Duo cites previous mergers in support of the move

True Corporation and DTAC logos are seen in a department store in Bangkok. (Reuters photo)

True Corporation and Total Access Communication (DTAC) hit back and denied allegations of disrespect for the authority of regulators made by the head of their main rival, Advanced Info Service (AIS).

Earlier this week, Somchai Lertsutiwong, chief executive of AIS, insisted that the National Broadcasting and Telecommunications Commission (NBTC) had the legal power to approve or reject the True-DTAC merger.

True and DTAC said yesterday that mergers in Thailand’s telecom industry have been carried out consistently and continuously.

They cited at least nine merger cases that the NBTC had considered pursuant to the 2018 NBTC notification in issuing resolutions to acknowledge receipt of notification of such mergers.

“Since then, it has never decided to ‘approve’ or ‘disapprove’ of mergers and to adopt the 2006 NBTC Notice when reviewing merger cases. We believe the NBTC will abide by its principles of fairly and will apply the same standards as in previous merger cases without discrimination when considering the merger of True and DTAC,” the statement from True and DTAC read.


Mr. Somchai compared the NBTC to the central bank in terms of authority and argued that when banks express an interest in merging, they must first obtain approval from the central bank. The same goes for energy companies.

The AIS chief also accused True and DTAC of failing to submit any letter requesting NBTC clearance and claimed that, meanwhile, the True and DTAC chiefs continued to argue that NBTC had not no legal authority.

However, True and DTAC said it is inaccurate and misleading to refer to laws and regulations applicable to other industries to telecommunications mergers. This is because each regulated industry has a specific regulatory body and regulations to oversee mergers.

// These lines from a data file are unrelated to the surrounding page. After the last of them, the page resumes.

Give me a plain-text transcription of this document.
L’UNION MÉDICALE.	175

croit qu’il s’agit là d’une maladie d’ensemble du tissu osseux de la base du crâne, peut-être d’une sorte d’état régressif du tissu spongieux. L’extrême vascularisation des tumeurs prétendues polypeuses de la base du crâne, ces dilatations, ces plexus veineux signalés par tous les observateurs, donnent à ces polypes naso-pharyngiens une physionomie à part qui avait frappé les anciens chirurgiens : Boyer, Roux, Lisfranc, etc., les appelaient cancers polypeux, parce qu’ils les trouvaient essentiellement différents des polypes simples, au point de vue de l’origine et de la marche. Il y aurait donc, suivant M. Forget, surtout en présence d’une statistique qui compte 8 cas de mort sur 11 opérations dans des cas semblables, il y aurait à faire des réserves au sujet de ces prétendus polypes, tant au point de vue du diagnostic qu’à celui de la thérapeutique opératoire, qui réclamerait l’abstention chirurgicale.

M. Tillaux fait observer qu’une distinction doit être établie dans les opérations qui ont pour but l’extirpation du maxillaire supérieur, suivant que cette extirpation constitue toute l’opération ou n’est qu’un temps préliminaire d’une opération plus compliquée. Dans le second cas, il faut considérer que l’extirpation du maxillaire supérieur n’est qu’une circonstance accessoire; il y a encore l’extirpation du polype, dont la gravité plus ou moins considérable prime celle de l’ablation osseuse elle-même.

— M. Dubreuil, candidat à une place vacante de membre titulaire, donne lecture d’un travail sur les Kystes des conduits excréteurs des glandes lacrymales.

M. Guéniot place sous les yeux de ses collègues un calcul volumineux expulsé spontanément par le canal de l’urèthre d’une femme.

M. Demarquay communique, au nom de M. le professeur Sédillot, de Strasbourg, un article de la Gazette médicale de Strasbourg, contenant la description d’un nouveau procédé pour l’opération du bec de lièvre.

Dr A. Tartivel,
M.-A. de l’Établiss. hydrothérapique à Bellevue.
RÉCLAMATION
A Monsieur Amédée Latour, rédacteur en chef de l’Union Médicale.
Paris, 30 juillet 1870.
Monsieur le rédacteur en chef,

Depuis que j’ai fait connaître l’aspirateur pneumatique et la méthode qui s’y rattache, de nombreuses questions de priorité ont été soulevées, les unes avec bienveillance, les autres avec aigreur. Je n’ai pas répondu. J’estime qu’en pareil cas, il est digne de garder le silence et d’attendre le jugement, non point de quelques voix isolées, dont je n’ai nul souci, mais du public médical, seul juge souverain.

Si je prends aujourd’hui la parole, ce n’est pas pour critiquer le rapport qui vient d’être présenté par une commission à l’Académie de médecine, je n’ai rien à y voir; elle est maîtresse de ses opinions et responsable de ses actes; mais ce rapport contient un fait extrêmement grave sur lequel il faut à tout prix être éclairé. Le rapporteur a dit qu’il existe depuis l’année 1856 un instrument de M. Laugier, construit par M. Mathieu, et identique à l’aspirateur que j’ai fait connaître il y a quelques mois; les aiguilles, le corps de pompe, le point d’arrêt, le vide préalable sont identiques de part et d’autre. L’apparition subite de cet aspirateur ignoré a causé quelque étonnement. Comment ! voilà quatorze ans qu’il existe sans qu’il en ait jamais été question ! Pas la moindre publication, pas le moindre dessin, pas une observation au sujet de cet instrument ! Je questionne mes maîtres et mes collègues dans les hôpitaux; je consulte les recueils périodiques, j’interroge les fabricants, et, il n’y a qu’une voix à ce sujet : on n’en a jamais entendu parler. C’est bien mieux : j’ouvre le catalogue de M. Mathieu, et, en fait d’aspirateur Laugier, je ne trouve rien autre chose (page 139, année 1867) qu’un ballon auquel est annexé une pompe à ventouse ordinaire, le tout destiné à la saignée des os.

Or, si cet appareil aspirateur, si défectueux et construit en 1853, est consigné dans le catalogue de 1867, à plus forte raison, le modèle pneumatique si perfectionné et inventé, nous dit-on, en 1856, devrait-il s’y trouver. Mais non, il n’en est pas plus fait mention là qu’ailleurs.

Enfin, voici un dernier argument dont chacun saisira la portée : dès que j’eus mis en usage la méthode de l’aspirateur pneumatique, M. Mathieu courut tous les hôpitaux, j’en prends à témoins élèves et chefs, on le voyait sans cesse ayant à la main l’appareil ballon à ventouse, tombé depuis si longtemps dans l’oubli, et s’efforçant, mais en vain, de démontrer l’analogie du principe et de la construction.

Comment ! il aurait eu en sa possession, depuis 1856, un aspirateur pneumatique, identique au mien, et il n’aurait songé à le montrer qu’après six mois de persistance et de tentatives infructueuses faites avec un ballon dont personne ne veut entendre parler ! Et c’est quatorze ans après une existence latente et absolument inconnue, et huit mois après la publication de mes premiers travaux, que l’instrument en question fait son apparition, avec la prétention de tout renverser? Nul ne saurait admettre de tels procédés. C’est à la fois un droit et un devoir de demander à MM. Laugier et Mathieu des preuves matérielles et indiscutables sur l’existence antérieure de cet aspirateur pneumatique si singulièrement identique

“For the telecommunications sector, the NBTC has the power to impose specific measures pursuant to NBTC Notice 2018 which is a specific regulation applying to mergers in the telecommunications sector. True and DTAC have fully complied with all procedures required under the proposed merger both governed by the NBTC and the Companies Act 1992,” the two companies said.


As for the question posed by the head of AIS, asking why those behind the True-DTAC deal think they don’t need NBTC approval. When AIS announced it would acquire Triple T Broadband (TTTBB) and Jasmine Broadband Internet Infrastructure Fund (JASIF), AIS submitted its application for approval to NBTC, he said.

True and DTAC responded that their mergers and AIS’s acquisition of 3BB are not comparable because each is subject to different NBTC notifications.

They stated that the acquisition of 3BB by AIS is covered by the 2006 NBTC notification because it refers to the acquisition of shares or assets of another licensee, which requires the prior approval of the NBTC .

However, the True-DTAC merger should be viewed in accordance with NBTC Notice 2018 which specifically regulates the merger of telecommunications licensees or their controlling persons.

“The 2018 NBTC Notice has repealed the 2010 NBTC Notice. Therefore, referring to the 2010 NBTC Notice as a rule applying to mergers creates confusion because the 2010 NBTC Notice is no longer in effect,” the statement said. .


Section 8 of the 2006 NBTC Regulations provides that the NBTC may prohibit commercial participations or impose specific measures to prevent or suspend commercial operations, acts or conduct which monopolize or lessen or limit competition in the services of telecommunications.

A 2010 rule created by the National Telecommunications Commission (NTC) required merger agreements to be approved by the regulator. The NTC was the telecommunications regulator before the establishment of the NBTC.

This authority was repealed by an NBTC regulation in 2018 which allows those wishing to merge to notify the regulator only to seek its approval.

True and DTAC ensured that the companies and their major shareholders conducted their business in strict accordance with the principles of corporate governance and ethical business practices, including treating business partners and competitors with respect, adhering to the pillars of fair competition and by complying with laws and regulations in all jurisdictions in which they invest and operate.

“We are confident that the new technology company resulting from this merger will deliver greater benefits and values ​​to consumers, businesses, society and support the country’s sustainable development.

“The new technology company will allow Thailand to take advantage of new technologies such as artificial intelligence, 5G and the Internet of Things, and to provide new products and services through partnerships with global platform companies” , the statement concludes.